Federal employees have raised concerns about being replaced by artificial intelligence, following Elon Musk’s email request that they explain what they do at their jobs.
In case you missed it, Musk’s government efficiency task force, DOGE, last week sent out emails to scores of federal workers across multiple agencies demanding that employees list the accomplishments they achieved at work the week prior. At the time, the FBI and other agencies directed workers not to respond to the email, but a similar one has landed in employees’ inboxes this week — with the subject line: “What did you do last week? Part II.”
I am now directing each member of the department’s civilian federal workforce to provide 5 bullets of what they accomplished last week and comply with OPM’s email directive. https://t.co/BJOoEvVTza
— Secretary of Defense Pete Hegseth (@SecDef) March 2, 2025
According to Politico, this second round of emails was sent to many parts of the government, including staff within the State Department, the Energy Department, the National Oceanic and Atmospheric Administration, the IRS, the National Institutes of Health, and the Veterans Administration. The email asks workers to reply with “approx. 5 bullets describing what you accomplished last week and cc your manager,” and suggests that, moving forward, such progress checks would become a weekly occurrence.
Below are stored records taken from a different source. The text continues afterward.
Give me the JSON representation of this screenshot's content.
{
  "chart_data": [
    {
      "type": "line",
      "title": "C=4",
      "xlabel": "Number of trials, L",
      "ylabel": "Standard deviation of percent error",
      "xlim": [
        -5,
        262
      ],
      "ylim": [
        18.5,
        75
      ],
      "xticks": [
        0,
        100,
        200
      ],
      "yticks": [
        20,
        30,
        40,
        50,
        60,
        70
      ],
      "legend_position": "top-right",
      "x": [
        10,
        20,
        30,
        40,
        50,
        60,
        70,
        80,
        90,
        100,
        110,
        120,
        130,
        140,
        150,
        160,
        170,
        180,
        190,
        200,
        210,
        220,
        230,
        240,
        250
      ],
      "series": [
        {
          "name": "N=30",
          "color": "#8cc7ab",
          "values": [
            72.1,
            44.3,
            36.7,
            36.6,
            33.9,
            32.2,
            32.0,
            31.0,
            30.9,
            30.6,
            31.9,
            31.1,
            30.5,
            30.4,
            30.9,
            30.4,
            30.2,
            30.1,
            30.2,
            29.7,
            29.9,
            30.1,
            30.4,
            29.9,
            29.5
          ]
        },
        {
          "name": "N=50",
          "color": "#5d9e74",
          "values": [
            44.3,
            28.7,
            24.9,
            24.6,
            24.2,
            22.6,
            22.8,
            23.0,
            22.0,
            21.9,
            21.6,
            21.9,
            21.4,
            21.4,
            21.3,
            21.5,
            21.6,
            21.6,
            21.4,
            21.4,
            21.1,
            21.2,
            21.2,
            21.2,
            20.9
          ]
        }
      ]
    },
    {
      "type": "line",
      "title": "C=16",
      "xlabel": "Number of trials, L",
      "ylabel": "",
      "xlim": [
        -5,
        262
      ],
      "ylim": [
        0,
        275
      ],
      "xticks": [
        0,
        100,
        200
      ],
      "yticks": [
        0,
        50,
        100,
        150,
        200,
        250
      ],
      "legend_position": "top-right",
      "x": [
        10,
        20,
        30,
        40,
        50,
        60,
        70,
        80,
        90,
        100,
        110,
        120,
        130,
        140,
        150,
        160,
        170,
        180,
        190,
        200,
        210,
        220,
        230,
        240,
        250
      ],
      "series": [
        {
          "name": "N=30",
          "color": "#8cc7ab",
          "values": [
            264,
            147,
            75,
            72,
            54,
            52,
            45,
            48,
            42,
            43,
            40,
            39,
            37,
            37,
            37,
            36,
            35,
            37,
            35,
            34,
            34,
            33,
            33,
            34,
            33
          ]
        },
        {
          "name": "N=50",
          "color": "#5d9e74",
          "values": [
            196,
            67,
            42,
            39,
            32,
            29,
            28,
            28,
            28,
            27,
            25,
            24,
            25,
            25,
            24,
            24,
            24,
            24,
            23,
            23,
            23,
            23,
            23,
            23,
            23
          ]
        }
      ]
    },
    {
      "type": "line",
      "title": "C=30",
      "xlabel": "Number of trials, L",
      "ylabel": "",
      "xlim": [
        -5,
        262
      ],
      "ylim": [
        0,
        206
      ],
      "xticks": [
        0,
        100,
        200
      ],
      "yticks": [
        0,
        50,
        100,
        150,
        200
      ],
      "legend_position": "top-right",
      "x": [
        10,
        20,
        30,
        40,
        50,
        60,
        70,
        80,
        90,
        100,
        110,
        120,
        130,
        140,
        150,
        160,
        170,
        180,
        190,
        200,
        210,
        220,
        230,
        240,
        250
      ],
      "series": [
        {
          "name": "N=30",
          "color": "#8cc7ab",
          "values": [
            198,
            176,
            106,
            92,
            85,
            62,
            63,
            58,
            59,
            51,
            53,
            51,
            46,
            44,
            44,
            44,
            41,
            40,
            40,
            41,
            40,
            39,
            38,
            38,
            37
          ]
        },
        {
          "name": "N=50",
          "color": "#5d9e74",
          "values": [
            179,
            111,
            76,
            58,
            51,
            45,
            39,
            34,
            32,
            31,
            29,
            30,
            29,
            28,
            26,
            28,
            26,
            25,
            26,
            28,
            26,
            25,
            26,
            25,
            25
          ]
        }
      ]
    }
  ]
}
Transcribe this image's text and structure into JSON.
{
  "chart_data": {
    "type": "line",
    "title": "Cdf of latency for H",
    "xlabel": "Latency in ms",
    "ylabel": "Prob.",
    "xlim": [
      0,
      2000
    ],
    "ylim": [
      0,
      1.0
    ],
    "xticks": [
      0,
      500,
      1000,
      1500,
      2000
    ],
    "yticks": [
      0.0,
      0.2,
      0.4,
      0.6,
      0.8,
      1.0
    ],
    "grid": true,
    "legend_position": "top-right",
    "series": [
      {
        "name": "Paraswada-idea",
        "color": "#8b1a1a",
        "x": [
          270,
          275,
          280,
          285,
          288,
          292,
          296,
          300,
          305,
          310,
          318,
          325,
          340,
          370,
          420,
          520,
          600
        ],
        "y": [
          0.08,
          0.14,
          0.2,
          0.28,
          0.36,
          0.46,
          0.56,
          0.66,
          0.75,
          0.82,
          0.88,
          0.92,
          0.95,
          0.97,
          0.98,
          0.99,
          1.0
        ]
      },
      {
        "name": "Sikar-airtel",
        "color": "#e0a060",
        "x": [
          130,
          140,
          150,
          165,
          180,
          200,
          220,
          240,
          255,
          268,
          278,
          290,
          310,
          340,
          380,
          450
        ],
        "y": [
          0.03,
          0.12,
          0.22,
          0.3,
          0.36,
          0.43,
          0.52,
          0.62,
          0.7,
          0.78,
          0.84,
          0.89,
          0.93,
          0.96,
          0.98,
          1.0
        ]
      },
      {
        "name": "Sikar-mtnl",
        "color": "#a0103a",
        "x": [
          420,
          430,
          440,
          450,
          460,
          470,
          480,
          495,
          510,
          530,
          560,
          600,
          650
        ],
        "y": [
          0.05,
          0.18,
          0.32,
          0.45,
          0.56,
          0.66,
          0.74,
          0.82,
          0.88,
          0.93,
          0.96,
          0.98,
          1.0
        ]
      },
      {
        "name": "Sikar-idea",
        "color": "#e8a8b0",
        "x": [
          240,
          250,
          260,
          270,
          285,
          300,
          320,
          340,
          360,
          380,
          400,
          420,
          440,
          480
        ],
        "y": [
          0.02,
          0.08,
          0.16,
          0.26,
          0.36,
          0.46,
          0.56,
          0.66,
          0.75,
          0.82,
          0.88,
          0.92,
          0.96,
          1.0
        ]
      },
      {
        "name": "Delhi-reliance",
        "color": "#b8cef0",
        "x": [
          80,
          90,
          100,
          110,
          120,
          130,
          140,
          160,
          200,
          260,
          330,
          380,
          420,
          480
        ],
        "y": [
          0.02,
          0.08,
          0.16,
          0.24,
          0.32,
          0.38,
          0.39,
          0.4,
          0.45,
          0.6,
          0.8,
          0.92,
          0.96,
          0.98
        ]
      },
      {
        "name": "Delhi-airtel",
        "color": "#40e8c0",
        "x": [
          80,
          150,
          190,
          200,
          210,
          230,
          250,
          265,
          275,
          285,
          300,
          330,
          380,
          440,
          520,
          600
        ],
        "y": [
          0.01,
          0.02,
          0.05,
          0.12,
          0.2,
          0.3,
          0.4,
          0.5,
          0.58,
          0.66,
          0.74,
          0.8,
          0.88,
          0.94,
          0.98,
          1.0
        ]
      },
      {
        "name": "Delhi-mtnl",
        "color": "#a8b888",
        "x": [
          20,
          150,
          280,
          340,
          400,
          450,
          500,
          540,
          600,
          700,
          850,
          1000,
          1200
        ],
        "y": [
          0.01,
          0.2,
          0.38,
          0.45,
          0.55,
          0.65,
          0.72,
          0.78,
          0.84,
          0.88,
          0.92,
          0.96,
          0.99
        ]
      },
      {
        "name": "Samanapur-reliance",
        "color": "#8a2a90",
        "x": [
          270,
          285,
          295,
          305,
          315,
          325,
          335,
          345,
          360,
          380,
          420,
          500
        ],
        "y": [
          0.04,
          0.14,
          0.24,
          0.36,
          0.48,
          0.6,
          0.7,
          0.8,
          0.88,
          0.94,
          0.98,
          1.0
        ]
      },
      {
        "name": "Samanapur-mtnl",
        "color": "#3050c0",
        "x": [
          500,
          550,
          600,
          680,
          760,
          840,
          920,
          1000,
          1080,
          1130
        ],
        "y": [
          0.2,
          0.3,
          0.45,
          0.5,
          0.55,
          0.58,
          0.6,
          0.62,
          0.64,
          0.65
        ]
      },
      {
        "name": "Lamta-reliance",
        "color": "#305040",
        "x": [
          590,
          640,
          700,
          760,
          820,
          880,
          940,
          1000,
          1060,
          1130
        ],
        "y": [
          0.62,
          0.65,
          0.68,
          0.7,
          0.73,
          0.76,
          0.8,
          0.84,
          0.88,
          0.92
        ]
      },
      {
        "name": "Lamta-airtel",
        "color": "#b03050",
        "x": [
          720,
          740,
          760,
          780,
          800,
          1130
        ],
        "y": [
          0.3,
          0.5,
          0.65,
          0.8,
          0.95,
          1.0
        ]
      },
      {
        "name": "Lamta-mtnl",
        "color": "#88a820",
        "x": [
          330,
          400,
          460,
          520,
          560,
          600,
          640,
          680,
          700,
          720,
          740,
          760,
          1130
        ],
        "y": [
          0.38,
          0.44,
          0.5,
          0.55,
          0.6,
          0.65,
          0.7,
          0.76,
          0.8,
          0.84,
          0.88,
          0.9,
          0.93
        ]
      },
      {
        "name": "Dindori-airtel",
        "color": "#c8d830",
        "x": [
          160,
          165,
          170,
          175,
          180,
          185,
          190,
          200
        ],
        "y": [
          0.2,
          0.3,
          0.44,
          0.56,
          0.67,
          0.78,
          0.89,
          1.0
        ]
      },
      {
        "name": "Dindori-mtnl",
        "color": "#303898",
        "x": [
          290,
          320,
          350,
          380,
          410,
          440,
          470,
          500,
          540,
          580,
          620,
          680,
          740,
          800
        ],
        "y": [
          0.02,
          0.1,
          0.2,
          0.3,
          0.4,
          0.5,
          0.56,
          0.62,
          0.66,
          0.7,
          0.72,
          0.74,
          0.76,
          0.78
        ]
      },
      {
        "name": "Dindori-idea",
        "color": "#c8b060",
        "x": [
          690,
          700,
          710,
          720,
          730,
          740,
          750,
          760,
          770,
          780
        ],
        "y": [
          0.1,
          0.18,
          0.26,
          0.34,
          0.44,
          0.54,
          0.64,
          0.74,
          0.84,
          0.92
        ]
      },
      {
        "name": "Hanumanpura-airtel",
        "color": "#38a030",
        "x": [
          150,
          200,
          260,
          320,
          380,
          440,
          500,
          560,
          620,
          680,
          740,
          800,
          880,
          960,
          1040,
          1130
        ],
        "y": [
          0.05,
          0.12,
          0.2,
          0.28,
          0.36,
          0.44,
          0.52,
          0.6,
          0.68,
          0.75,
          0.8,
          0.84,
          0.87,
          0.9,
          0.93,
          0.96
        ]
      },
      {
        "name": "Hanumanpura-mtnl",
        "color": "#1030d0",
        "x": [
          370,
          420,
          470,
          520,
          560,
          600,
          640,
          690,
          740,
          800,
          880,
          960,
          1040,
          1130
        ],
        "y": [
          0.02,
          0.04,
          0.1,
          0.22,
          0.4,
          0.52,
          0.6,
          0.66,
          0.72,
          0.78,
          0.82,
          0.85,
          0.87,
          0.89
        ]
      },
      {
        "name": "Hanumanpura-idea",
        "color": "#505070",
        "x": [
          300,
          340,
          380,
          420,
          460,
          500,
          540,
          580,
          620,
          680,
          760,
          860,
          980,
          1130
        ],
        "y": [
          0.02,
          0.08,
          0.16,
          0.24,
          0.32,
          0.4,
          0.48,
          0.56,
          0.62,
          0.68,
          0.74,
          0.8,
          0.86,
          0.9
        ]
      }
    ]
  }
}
While Musk’s first email effort was met with lackluster response, some department heads — including Secretary of Defense Pete Hegseth — are now enforcing a response from their workers for “Part II” of the DOGE request. In a video shared to the Department of Defense’s X account, Hegseth required all employees at the agency to respond to Musk’s email, saying a “review of Pentagon procedures” means he is “now directing” employees to complete the “simple task” of listing their work accomplishments.
That’s where some federal workers have raised alarm bells, particularly around how the data collected from listed work accomplishments will be used by Musk. Taking to Reddit, one employee said Hegseth had “let the cat out of the bag” with his statement, claiming the Defense Secretary “explicitly state[d] that this is all data being consolidated” by Musk for the purposes of AI. The Redditor claimed the data gleaned from their email responses will feed into “AI learning,” and expressed fear that “we’re about to be fired by an AI.”
Scores of fellow employees shared similar concerns, asking why “literally no one of consequence has sounded the alarm” as to Musk’s seeming goal of AI replacement. “So [Musk] can replace gov’t employees with AI, ‘saving’ money for his tax breaks and new contracts?” one user asked, with another agreeing that “the emails are going to be used for the exact purposes” mentioned in the post. More broadly, employees wondered whether the data farmed from email responses would expose sensitive information from certain departments, particularly ones that Musk shouldn’t be privy to.
“Even seemingly mundane weekly accomplishments, if you aggregate and analyze at scale, can uncover sensitive patterns and info,” one user claimed. DOGE has yet to explain the reasoning behind Musk’s email beyond a “pulse check” and his efforts to improve efficiency, which have so far led to mass layoffs throughout the government. Musk has taken aim at the Department of Education, foreign aid agency USAID, the Department of Labor, and the Treasury, among multiple other agencies.
It adds to what appears to be Musk’s broader political overreach, with the billionaire present at both a recent White House press briefing and a cabinet meeting.